Partial or full privatization has been fiercely criticized by teachers unions, journalists, and most predictably, the United Nations. According to Special Rapporteur Kishore Singh, governments should primarily provide education within their jurisdictions – not private companies. The Mail & Guardian Africa, itself a news source, believes that the privatization of education is “just wrong”, regardless of what positive outcomes it may yield. The unions, as could be expected, see the job security of their members to be threatened, given Bridge International’s nontraditional focus on teaching-by-technology.
This is not ideal, indeed, but for other, more logical reasons than the aforementioned. As libertarians we criticize monopolization, whether by a state agency or by a state grant to a private company.

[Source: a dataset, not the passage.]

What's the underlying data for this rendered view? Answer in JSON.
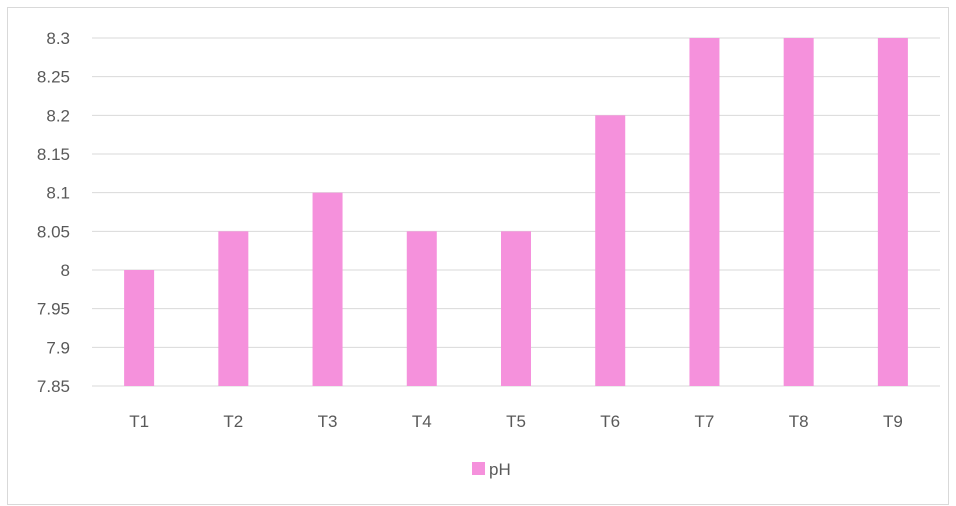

Bridge International has a contract with the Liberian government which amounts to it simply taking the government’s position with regard to early education. The market has not been freed of barriers, and the government ‘retains’ its ‘right’ to revoke this contract each year, thus re-nationalizing the sector. This spells uncertainty, a lack of competition, and possibly, just scapegoating for the Liberian government. According to the Free Market Foundation of Southern Africa’s Eustace Davie, for entrepreneurs and investors to consider the education system as a viable opportunity, “governments would have to relinquish their existing dominance over and control of education.”
However, it is most certainly a step in the right direction. The government says that it seeks to eventually outsource all early childhood education to private providers, thus implying that Bridge International will not retain this monopoly in perpetuity. Indeed, without this barrier to entry, other international, and hopefully local, firms could step in and provide parents and children with a wide range of choices. The resulting competition will ensure that all firms strive to keep their customers satisfied with their service.
“Students worldwide desperately need entrepreneurs to become involved in education provision, to marshal resources, both human and physical, that will provide them with a diversity of educational choices allowing them to develop their talents to the fullest. [However, these entrepreneurs] are hamstrung by statutory and regulatory barriers that prevent them from fully employing their entrepreneurial talents to improve educational offerings.”
Little has been reported recently regarding where this initiative is going at this stage. Big government advocates will surely oppose it every step of the way, and, if it materializes, will hope that it fails, because it will give them another opportunity to construe market liberalization and privatization as harmful to human prosperity. Bridge International, however, is but a single firm, and without competition and wholesale deregulation, no failure, or success, can be attributed to market forces. Hopefully the Liberian government delivers on its promise to open the educational market up to other private providers soon.